2) Set up dual, replicated (somehow) NFS servers, one per zone, with servers in each zone pointing to their respective NFS server.

There are a couple of problems with this:  first off, you still need a way to replicate everything, but let’s assume for the sake of argument that that’s not an issue for your environment.  You’re still consuming 2x the required disk, and you’re creating a SPOF for each zone.  Overall, not something I like.

 

IMHO, there’s no good way to replicate your standard NAS setup.  I’ve had lots of discussions with colleagues and with Amazon’s own solutions architects about this, and there’s really no good one-size-fits-all substitute for it.

So, what to do?  Well, unfortunately, the answer is “it depends”.
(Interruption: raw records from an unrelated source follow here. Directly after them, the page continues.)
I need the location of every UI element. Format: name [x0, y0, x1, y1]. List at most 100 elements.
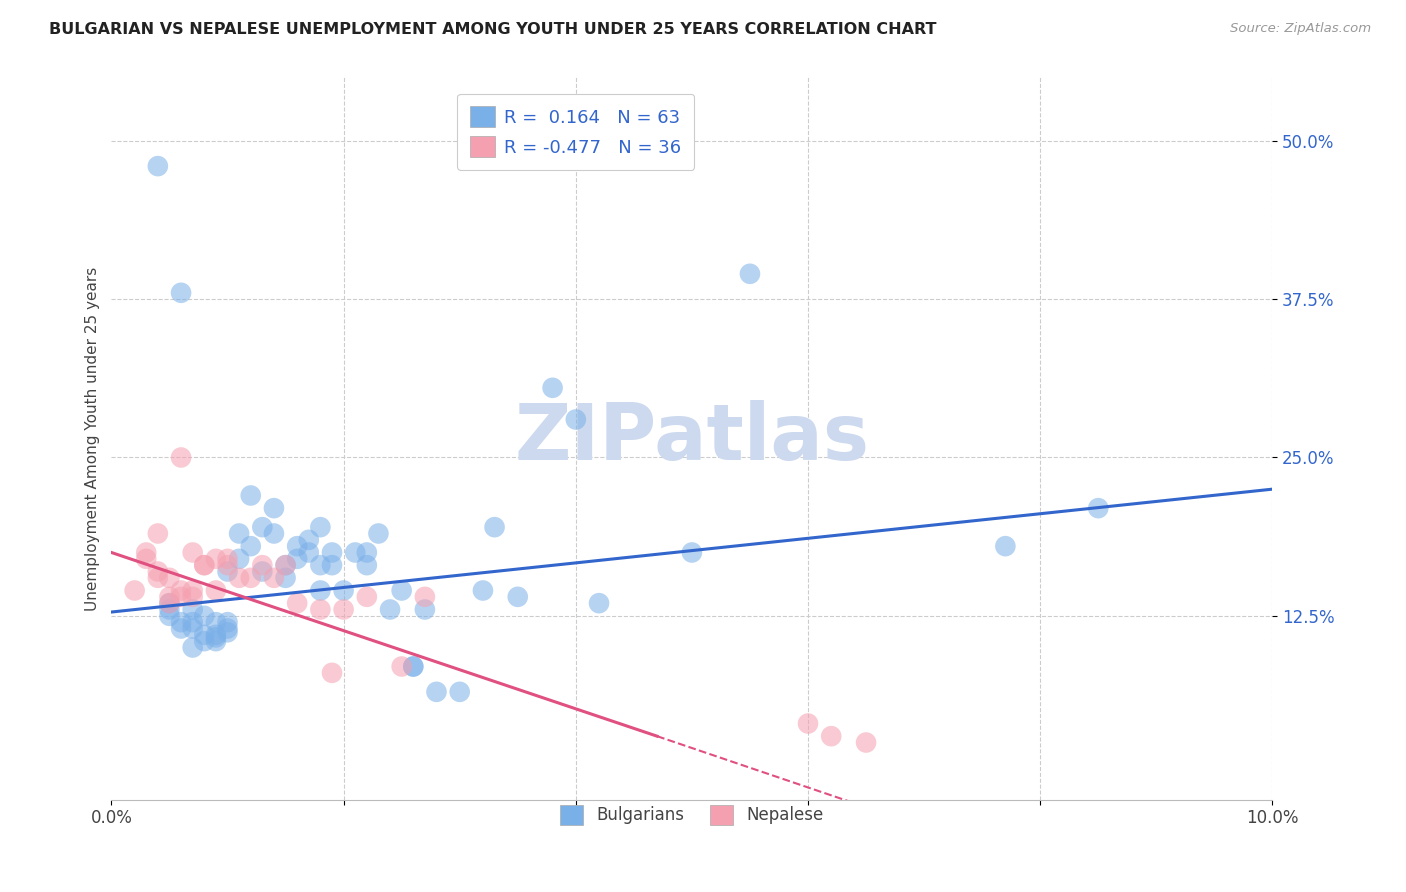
Point	[170, 450, 193, 465]
Point	[855, 735, 877, 749]
Point	[193, 608, 215, 623]
Point	[449, 685, 471, 699]
Point	[205, 551, 228, 566]
Point	[471, 583, 494, 598]
Point	[263, 571, 285, 585]
Point	[274, 558, 297, 573]
Point	[181, 545, 204, 559]
Point	[367, 526, 389, 541]
Point	[159, 571, 181, 585]
Point	[217, 625, 239, 640]
Point	[402, 659, 425, 673]
Point	[146, 159, 169, 173]
Point	[309, 520, 332, 534]
Text: Source: ZipAtlas.com: Source: ZipAtlas.com	[1230, 22, 1371, 36]
Point	[217, 622, 239, 636]
Point	[321, 665, 343, 680]
Point	[170, 590, 193, 604]
Point	[159, 596, 181, 610]
Point	[541, 381, 564, 395]
Point	[146, 571, 169, 585]
Point	[181, 602, 204, 616]
Point	[205, 634, 228, 648]
Point	[356, 558, 378, 573]
Point	[321, 545, 343, 559]
Point	[994, 539, 1017, 553]
Point	[506, 590, 529, 604]
Point	[193, 628, 215, 642]
Point	[146, 565, 169, 579]
Point	[193, 634, 215, 648]
Point	[217, 565, 239, 579]
Point	[193, 558, 215, 573]
Point	[391, 583, 413, 598]
Point	[159, 596, 181, 610]
Point	[298, 533, 321, 547]
Point	[181, 590, 204, 604]
Point	[298, 545, 321, 559]
Point	[135, 545, 157, 559]
Point	[413, 590, 436, 604]
Point	[146, 526, 169, 541]
Point	[170, 583, 193, 598]
Point	[228, 551, 250, 566]
Y-axis label: Unemployment Among Youth under 25 years: Unemployment Among Youth under 25 years	[86, 267, 100, 611]
Point	[797, 716, 820, 731]
Point	[181, 622, 204, 636]
Point	[309, 558, 332, 573]
Point	[263, 526, 285, 541]
Legend: Bulgarians, Nepalese: Bulgarians, Nepalese	[550, 796, 834, 835]
Point	[170, 615, 193, 629]
Point	[356, 545, 378, 559]
Point	[205, 583, 228, 598]
Point	[391, 659, 413, 673]
Point	[285, 551, 308, 566]
Point	[565, 412, 588, 426]
Point	[228, 526, 250, 541]
Point	[252, 558, 274, 573]
Point	[181, 583, 204, 598]
Point	[274, 571, 297, 585]
Point	[159, 590, 181, 604]
Point	[217, 615, 239, 629]
Point	[484, 520, 506, 534]
Point	[217, 551, 239, 566]
Point	[378, 602, 401, 616]
Point	[332, 602, 354, 616]
Point	[332, 583, 354, 598]
Point	[344, 545, 367, 559]
Text: ZIPatlas: ZIPatlas	[515, 401, 869, 476]
Point	[252, 520, 274, 534]
Point	[135, 551, 157, 566]
Point	[239, 488, 262, 502]
Point	[239, 539, 262, 553]
Point	[309, 583, 332, 598]
Point	[820, 729, 842, 743]
Point	[274, 558, 297, 573]
Point	[588, 596, 610, 610]
Point	[159, 602, 181, 616]
Point	[205, 631, 228, 645]
Point	[285, 539, 308, 553]
Point	[193, 558, 215, 573]
Point	[402, 659, 425, 673]
Point	[124, 583, 146, 598]
Point	[205, 628, 228, 642]
Point	[170, 622, 193, 636]
Point	[1087, 501, 1109, 516]
Point	[309, 602, 332, 616]
Text: BULGARIAN VS NEPALESE UNEMPLOYMENT AMONG YOUTH UNDER 25 YEARS CORRELATION CHART: BULGARIAN VS NEPALESE UNEMPLOYMENT AMONG…	[49, 22, 936, 37]
Point	[181, 640, 204, 655]
Point	[738, 267, 761, 281]
Point	[159, 608, 181, 623]
Point	[252, 565, 274, 579]
Point	[681, 545, 703, 559]
Point	[356, 590, 378, 604]
Point	[228, 571, 250, 585]
Point	[263, 501, 285, 516]
Point	[239, 571, 262, 585]
Point	[425, 685, 447, 699]
Point	[413, 602, 436, 616]
Point	[217, 558, 239, 573]
Point	[170, 285, 193, 300]
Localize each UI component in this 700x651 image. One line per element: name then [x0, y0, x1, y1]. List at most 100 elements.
If you’re just getting started out (i.e. you’re not migrating a NFS-dependent solution to EC2), then you have lots of flexibility.  Here are some examples:

  • Store everything in S3 and use s3fs to remotely access it from your web servers.  Unfortunately this can be pretty laggy, especially if you don’t have any sort of caching layer (like a CDN or just a local caching proxy).
  • Same as above, but separate static and dynamic content and serve the static content straight from S3.  The separation can be a bit of a pain but it’ll speed things up considerably.  Of course, if you have lots of include files or other objects that are used in generating that dynamic content, then things can still get pretty slow.
  • Use S3 as a “source” and periodically sync it to clients, and have clients use local media.  This works great except that it’s tough to manage and using something like s3sync can be very resource-intensive if you’re constantly doing it. This means you’ve got to write a system to manage your deployments.
  • Use S3 for your static content and use a source control package for your dynamic content.  This works great, but of course you need to have a solid deployment process, and you’ll have to come up with some creative deployment solutions if you want all your servers to get updated simultaneously.

Of course, for a lot of larger organizations (or those who don’t want to think about separating out their content), you effectively need to come up with a replacement for NFS.  I’ll get into that in another post, but the short answer is gluster.